Chinese Foreign Ministry spokesman Hong Lei declined to comment today when asked if Chen had applied for a passport. Hong said the U.S. interfered with China’s internal affairs in Chen’s case and should reflect on its actions.

On May 4, another Foreign Ministry spokesman, Liu Weimin, said that if Chen “wants to study abroad, he can, like any Chinese citizen, go through proper channels.” Later that day, State Department spokeswoman Victoria Nuland said the U.S. expects China to “expeditiously process his applications.”

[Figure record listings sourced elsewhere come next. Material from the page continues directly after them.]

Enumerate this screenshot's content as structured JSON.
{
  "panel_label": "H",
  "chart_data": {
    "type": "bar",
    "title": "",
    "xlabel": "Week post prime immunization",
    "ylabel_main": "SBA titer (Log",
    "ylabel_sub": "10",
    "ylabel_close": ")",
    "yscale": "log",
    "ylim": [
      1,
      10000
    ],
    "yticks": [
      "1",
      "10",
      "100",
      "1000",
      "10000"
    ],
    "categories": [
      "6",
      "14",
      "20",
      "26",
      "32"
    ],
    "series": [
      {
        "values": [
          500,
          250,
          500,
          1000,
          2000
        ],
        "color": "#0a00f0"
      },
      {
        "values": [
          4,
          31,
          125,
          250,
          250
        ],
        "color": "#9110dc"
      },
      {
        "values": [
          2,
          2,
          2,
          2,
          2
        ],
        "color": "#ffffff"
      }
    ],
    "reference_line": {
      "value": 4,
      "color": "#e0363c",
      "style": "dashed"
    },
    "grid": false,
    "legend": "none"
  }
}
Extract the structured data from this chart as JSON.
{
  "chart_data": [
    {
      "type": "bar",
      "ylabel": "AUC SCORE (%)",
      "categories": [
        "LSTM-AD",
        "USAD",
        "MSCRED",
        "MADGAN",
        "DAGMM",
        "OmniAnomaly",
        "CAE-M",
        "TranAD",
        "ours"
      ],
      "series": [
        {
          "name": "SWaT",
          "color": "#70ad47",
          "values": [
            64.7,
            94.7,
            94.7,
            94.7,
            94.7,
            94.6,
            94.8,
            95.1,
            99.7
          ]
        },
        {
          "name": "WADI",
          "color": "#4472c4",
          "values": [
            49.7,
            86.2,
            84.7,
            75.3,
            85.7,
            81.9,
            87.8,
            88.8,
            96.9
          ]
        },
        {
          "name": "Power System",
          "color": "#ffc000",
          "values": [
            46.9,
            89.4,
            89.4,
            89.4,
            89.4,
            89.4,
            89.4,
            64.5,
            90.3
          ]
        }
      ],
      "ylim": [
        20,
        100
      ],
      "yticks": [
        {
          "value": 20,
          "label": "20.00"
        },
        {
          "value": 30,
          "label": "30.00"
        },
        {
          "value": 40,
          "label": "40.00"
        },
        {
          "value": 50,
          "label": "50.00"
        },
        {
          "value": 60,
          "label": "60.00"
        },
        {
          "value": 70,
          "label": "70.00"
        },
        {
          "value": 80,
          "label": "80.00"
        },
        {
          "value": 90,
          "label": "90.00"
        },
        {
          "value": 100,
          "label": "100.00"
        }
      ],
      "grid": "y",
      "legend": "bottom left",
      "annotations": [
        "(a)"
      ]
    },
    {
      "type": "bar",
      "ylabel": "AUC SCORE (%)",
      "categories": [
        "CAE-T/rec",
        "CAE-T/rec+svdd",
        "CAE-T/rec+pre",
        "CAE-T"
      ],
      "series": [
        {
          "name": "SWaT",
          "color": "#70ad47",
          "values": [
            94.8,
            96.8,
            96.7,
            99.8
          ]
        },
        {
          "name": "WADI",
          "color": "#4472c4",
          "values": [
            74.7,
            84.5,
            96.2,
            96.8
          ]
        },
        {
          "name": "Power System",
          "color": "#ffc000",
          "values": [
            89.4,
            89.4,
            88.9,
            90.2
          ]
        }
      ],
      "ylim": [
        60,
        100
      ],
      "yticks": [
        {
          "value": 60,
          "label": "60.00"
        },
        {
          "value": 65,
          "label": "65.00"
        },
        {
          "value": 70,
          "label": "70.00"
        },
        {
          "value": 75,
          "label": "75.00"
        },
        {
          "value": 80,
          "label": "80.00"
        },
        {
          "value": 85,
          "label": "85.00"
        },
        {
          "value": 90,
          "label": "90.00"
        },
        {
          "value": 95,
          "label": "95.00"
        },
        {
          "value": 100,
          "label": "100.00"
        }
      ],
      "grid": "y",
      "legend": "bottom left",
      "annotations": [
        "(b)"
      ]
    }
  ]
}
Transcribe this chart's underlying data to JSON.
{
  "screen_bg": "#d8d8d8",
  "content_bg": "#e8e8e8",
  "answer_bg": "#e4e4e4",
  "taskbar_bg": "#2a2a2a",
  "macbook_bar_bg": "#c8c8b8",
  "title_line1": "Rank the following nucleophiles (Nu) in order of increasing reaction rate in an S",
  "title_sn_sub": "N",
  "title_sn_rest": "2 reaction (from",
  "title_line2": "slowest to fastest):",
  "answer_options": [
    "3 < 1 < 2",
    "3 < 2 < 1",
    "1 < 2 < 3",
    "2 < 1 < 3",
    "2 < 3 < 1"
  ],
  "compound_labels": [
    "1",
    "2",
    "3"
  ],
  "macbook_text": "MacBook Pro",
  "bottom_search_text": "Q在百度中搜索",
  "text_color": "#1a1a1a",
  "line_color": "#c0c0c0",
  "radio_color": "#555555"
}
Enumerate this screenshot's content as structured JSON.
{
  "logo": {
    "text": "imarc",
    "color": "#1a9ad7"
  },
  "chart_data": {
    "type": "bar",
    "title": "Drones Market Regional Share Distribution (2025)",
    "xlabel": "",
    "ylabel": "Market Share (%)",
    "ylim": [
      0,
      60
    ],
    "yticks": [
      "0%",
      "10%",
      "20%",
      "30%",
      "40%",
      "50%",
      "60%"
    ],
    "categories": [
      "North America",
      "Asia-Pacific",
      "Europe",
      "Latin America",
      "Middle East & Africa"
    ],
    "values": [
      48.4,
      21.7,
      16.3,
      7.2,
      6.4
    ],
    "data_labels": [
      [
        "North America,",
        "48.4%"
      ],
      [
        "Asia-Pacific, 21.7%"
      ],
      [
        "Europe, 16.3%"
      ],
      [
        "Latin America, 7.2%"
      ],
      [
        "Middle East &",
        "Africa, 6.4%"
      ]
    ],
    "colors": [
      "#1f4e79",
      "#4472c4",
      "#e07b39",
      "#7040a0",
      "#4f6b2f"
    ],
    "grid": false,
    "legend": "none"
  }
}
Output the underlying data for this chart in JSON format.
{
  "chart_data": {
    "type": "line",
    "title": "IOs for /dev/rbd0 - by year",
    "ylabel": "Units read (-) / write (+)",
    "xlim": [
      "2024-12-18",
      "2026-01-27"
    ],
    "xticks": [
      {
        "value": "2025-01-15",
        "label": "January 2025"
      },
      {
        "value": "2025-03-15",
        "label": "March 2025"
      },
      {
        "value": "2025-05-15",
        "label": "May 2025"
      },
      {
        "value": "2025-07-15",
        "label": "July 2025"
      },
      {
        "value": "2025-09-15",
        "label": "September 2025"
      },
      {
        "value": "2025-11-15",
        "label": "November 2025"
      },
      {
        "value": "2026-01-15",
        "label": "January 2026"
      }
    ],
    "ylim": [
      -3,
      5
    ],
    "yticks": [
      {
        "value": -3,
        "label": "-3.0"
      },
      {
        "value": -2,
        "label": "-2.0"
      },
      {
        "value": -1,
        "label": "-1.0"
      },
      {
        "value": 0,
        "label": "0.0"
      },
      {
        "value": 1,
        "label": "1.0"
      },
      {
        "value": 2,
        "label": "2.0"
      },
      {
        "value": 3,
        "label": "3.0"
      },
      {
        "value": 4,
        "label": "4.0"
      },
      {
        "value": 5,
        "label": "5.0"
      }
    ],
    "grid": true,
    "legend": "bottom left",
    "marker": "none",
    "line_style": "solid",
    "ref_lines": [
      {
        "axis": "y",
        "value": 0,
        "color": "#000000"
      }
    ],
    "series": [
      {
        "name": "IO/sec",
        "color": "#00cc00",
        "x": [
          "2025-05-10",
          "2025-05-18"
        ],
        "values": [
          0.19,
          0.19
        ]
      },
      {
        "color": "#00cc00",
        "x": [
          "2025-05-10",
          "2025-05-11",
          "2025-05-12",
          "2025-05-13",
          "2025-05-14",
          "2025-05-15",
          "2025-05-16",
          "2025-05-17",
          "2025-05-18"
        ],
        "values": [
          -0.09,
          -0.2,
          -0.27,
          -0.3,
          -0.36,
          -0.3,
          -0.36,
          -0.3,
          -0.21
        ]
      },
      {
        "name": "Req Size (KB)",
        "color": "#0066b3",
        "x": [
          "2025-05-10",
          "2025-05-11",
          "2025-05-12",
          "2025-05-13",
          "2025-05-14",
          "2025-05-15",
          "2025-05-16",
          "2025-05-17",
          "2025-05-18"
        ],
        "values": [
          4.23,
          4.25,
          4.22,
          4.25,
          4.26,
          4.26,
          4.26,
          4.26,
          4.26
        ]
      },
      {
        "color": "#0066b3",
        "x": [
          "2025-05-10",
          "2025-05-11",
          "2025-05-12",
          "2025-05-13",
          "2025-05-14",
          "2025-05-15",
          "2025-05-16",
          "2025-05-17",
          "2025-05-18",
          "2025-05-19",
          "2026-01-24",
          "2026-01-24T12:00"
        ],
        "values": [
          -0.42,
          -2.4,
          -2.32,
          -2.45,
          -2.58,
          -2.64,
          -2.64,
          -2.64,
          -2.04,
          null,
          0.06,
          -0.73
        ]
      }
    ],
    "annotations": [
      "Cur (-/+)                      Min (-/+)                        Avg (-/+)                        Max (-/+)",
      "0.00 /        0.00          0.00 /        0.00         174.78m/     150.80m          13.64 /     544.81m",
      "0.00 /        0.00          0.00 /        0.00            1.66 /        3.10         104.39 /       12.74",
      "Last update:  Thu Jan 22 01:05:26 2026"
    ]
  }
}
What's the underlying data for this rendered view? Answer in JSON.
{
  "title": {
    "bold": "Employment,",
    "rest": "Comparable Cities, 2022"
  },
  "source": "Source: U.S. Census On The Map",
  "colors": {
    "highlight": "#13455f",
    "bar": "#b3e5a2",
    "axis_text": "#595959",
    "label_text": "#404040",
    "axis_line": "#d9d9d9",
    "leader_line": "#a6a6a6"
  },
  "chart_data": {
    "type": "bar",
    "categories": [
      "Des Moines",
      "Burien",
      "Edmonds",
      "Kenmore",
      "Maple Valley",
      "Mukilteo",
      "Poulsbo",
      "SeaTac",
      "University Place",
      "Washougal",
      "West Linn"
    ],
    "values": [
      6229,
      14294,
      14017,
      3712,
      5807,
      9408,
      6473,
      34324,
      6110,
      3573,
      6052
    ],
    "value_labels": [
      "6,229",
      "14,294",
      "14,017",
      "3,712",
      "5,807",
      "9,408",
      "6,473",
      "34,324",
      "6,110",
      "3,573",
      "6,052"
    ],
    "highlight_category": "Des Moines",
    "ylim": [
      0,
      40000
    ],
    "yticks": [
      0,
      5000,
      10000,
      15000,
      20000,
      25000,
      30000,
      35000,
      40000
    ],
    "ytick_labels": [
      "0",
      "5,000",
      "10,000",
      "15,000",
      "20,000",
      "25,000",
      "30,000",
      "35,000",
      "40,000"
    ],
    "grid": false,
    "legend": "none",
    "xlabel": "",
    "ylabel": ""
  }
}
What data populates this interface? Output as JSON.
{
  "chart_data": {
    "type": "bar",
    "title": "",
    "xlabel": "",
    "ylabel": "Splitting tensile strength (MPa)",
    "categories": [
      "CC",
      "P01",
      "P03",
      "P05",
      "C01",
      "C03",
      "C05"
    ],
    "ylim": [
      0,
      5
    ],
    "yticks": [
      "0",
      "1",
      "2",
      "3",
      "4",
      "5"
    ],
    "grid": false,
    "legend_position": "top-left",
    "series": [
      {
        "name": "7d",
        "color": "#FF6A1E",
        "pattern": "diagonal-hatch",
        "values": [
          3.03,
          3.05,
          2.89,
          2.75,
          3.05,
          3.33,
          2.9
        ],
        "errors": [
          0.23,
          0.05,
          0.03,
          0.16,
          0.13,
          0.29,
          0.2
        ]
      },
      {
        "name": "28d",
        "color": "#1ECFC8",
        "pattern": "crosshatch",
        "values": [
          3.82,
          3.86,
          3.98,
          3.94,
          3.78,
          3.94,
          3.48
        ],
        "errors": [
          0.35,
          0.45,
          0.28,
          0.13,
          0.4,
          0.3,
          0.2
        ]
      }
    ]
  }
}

Chen was imprisoned for more than four years after representing villagers who opposed forced sterilizations and abortions, and then was held under house arrest until he escaped in late April. His case attracted the attention of U.S. leaders, including Secretary of State Hillary Clinton, who visited Beijing last week for the annual cabinet-level talks.

Chen told American diplomats during his week-long stay in the U.S. embassy that he wanted to remain in China, and he left the compound for the hospital in a deal worked out with Chinese leaders. He later said he feared for his wife and children and wanted to travel outside China.

“He said ‘I don’t want to leave China, I just don’t want to go back to my village,’” Biden told NBC News. “That was arranged.”

After going to the hospital and talking to friends, they told him “you want to get out of here,” Biden said.

“And then he came to us and said, ‘I want to leave, and I want to leave with my family,’” Biden said. “And we got to work.”